Yelp, a longtime antagonist of Google, has argued that its business depends on providing relevant, non-fraudulent reviews to its users, and that a ruling creating liability for recommendation algorithms could disrupt Yelp’s core functions, effectively forcing it to to stop screening all reviews, even those that may be manipulative or untrue.

“If Yelp could not review and recommend reviews without facing liability, the costs of submitting fraudulent reviews would disappear,” Yelp wrote.

“If Yelp had to display all submitted reviews… business owners could submit hundreds of positive reviews for their own businesses with little effort or penalty risk.”

Section 230 ensures that platforms can moderate content to present the most relevant data to users from the massive amounts of information added to the internet daily, Twitter argued.

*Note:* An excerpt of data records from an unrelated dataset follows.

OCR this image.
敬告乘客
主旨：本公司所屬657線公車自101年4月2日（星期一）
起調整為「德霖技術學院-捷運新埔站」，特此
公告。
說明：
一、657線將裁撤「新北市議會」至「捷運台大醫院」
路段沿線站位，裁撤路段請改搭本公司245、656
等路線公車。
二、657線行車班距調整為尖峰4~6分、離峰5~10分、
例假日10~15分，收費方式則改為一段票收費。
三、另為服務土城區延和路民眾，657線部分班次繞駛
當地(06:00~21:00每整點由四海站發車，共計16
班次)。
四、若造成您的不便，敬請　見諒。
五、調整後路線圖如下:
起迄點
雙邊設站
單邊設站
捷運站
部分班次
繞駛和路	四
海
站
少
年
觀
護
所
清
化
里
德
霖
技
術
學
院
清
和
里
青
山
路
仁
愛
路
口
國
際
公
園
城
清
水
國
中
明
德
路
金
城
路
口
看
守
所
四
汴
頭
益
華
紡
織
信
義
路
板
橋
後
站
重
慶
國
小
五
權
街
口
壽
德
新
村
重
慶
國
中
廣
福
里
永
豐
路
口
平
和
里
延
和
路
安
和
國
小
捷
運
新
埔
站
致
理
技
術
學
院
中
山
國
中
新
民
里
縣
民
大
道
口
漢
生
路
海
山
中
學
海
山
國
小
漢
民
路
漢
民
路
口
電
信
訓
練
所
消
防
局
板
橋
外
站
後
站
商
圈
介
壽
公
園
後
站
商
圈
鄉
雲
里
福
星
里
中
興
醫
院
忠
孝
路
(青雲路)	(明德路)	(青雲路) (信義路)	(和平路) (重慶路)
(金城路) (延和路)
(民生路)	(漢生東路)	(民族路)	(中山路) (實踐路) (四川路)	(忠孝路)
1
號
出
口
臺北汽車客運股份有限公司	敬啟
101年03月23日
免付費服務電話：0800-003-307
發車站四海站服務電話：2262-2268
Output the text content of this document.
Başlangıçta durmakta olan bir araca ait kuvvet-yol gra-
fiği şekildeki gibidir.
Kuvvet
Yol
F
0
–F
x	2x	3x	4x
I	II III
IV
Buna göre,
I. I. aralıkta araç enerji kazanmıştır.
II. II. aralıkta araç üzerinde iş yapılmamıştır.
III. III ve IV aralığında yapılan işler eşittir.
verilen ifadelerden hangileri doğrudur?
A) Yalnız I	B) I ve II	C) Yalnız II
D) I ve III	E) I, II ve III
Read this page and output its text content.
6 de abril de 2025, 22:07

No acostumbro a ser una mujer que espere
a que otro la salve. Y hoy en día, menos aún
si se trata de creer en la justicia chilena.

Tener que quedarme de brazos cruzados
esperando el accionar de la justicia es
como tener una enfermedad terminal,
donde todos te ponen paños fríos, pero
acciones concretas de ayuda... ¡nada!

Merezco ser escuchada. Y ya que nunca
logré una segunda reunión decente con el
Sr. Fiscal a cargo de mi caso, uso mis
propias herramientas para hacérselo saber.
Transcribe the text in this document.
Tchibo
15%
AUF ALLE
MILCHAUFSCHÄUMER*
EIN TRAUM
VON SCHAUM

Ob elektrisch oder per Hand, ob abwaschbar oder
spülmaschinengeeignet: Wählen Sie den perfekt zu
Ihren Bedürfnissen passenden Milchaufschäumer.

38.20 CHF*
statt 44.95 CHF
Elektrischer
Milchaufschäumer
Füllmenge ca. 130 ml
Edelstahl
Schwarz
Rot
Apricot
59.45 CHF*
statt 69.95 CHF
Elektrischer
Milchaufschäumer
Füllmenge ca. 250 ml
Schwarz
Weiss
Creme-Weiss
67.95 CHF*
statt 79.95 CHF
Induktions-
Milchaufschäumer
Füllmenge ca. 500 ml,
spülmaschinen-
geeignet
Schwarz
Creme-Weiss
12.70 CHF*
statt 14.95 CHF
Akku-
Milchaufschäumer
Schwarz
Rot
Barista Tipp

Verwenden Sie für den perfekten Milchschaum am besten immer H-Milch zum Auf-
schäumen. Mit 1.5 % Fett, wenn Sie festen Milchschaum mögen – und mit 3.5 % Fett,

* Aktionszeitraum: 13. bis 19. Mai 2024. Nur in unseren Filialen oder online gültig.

“It would take an average user approximately 181 million years to download all data from the web today,” the company wrote.

If the Supreme Court were to move forward with a new interpretation of Section 230 that protected platforms’ right to remove content but stripped out protections from their right to recommend content, it would open up new questions about what it means to recommend something online, Meta argued.

“If simply displaying third-party content in a user’s feed qualifies as ‘recommending it,’ many services will face potential liability for virtually all third-party content they host,” Meta wrote, “because nearly every decision about how rating, sorting, organizing and displaying third-party content may be construed as ‘recommending’ such content.”

A court ruling that technology platforms can be sued for their recommendation algorithms would put GitHub, the vast repository of online code used by millions of programmers, at risk, Microsoft said.

“The feed uses algorithms to recommend software to users based on projects they have previously worked on or shown an interest in,” Microsoft wrote.

He added that, for “a platform with 94 million developers, the consequences [de limitar a Seção 230] are potentially devastating to the world’s digital infrastructure.”

Microsoft’s search engine Bing and its social network LinkedIn also enjoy algorithmic protections under Section 230, the company said.

According to the Stern Center for Business and Human Rights at New York University, it is virtually impossible to design a rule that highlights algorithmic recommendation as a significant category of liability and could even “result in the loss or obscuration of an enormous amount of valuable information”, particularly discourse pertaining to marginalized or minority groups.

“Websites use ‘targeted recommendations’ because those recommendations make their platforms usable and useful,” the NYU document said.

“Without a liability shield for recommendations, platforms will remove large categories of third-party content, remove all third-party content, or abandon their efforts to make the vast amount of user content accessible on their platforms. In any of these situations, valuable freedom of expression will disappear – either because it has been removed or because it is hidden amidst a poorly managed information dump.”